HealthDay News — Women who use the combined contraceptive transdermal patch or vaginal ring are at significantly higher risk for venous thrombosis, results of a Danish study show.

Compared with women not using hormonal contraceptives, those who used transdermal combined patches had an almost eight times higher risk of thrombosis (RR 7.9, 95% CI 3.5 to 17.7) and vaginal ring users had a more than six-fold increased risk (RR=6.5; 95% CI: 4.7-8.9), Øjvind Lidegaard, MD, of the University of Copenhagen in Denmark, and colleagues reported in BMJ.

They collected information from national databases and registries on types of contraceptives prescribed to Danish women ages 15 to 49, and cases of venous thrombosis, between 2001 and 2010.


Continue Reading

Among the 1,626,158 women without a history of thrombotic disease and 9,429,128 person-years of follow-up, there were 5,287 cases of venous thrombosis, for a rate of 8.1 per 10,000 person-years.

Among women who did not use hormonal contraceptives incidence of venous thrombosis was 2.1 per 10,000 person years.

During 6,178 person-years of transdermal combination patch use, there were six cases of venous thrombosis, for an adjusted rate ratio of 2.5 (95% CI: 1.1-5.6) compared with women using oral contraceptives.

Thrombotic risk is known to decrease with oral contraceptive use, however, and after adjusting for this, the rate ratio for transdermal patch use was 2.3 (95% CI:1.0-5.2).

The incidence rate was 7.8 per 10,000 years of exposure among women using the combination vaginal ring. When this group of women was compared with those taking oral contraceptives, the rate ratio was 2 (95% CI: 1.4-2.9), and decreased slightly after the researchers adjusted for duration of use (RR=1.9; 95% CI: 1.3-2.7).
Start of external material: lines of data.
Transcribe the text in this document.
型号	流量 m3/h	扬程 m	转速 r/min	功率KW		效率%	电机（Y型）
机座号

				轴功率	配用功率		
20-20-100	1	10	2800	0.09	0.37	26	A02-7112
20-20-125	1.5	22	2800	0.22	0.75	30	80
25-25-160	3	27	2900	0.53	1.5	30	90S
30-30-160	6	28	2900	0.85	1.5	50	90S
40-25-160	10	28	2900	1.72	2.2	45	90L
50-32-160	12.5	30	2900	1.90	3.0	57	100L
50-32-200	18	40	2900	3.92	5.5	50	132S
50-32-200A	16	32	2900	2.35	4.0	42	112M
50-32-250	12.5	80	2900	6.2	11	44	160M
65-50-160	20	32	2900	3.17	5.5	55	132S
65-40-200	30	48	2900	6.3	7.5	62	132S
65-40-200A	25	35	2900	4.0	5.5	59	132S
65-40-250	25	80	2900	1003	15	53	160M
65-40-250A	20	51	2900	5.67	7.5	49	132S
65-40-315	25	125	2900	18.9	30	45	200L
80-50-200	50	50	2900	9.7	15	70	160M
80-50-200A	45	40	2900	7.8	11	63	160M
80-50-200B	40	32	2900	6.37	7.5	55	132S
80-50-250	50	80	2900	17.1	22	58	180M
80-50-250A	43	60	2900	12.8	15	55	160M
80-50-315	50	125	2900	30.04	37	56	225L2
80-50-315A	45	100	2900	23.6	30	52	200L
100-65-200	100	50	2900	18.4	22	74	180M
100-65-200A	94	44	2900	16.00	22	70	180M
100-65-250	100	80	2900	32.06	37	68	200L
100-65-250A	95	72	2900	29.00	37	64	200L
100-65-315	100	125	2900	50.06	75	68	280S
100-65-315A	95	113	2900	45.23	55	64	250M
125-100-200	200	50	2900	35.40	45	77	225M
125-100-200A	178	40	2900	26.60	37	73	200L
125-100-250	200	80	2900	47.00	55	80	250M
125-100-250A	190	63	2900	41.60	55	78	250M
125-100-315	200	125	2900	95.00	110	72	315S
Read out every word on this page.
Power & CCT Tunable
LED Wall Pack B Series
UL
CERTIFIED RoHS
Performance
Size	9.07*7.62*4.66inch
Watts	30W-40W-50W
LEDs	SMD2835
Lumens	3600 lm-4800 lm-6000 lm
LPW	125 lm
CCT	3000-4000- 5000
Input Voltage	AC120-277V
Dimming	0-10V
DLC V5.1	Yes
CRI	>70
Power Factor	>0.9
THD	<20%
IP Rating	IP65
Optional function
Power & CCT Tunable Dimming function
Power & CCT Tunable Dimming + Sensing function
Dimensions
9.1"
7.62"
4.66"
Based on these data the researchers estimated that 1,250 women using the patch and 2,000 using the ring would have to switch to oral combined contraceptives, in order to prevent a single venous thrombosis during the course of a year.

“[W]omen are generally advised to use combined oral contraceptives with levonorgestrel or norgestimate, rather than to use transdermal patches or vaginal rings,” the researchers wrote.

Women with subcutaneous contraceptive implants also had an increased relative risk for venous thrombosis compared with those not using hormone contraceptives (RR=1.4; 95% CI: 0.6-3.4). Compared with women using oral contraceptives that contained levonorgestrel, the rate ratio for contraceptive implants was 0.4 (95% CI 0.2 to 1.1).

“The modest non-significant 40% increased relative risk of venous thrombosis in women using subcutaneous implants is not surprising, as other types of progestogen only contraception do not confer an increased risk, and it is less than half the risk found in users of combined oral contraceptives containing levonorgestrel,” the researchers wrote.

For women using the levonorgestrel intrauterine system the relative risk was 0.6 (95% CI 0.4 to 0.8), and the rate ratio compared with women on combined oral contraceptives was 0.2 (95% CI 0.1 to 0.3), suggesting a possible protective effect.

Study limitations included the inability to control for family disposition to venous thrombosis or for BMI, a well documented risk factor for venous thrombosis, the researchers noted.

Lidegaard Ø et al. BMJ. 2012; doi:10.1136/bmj.e2990.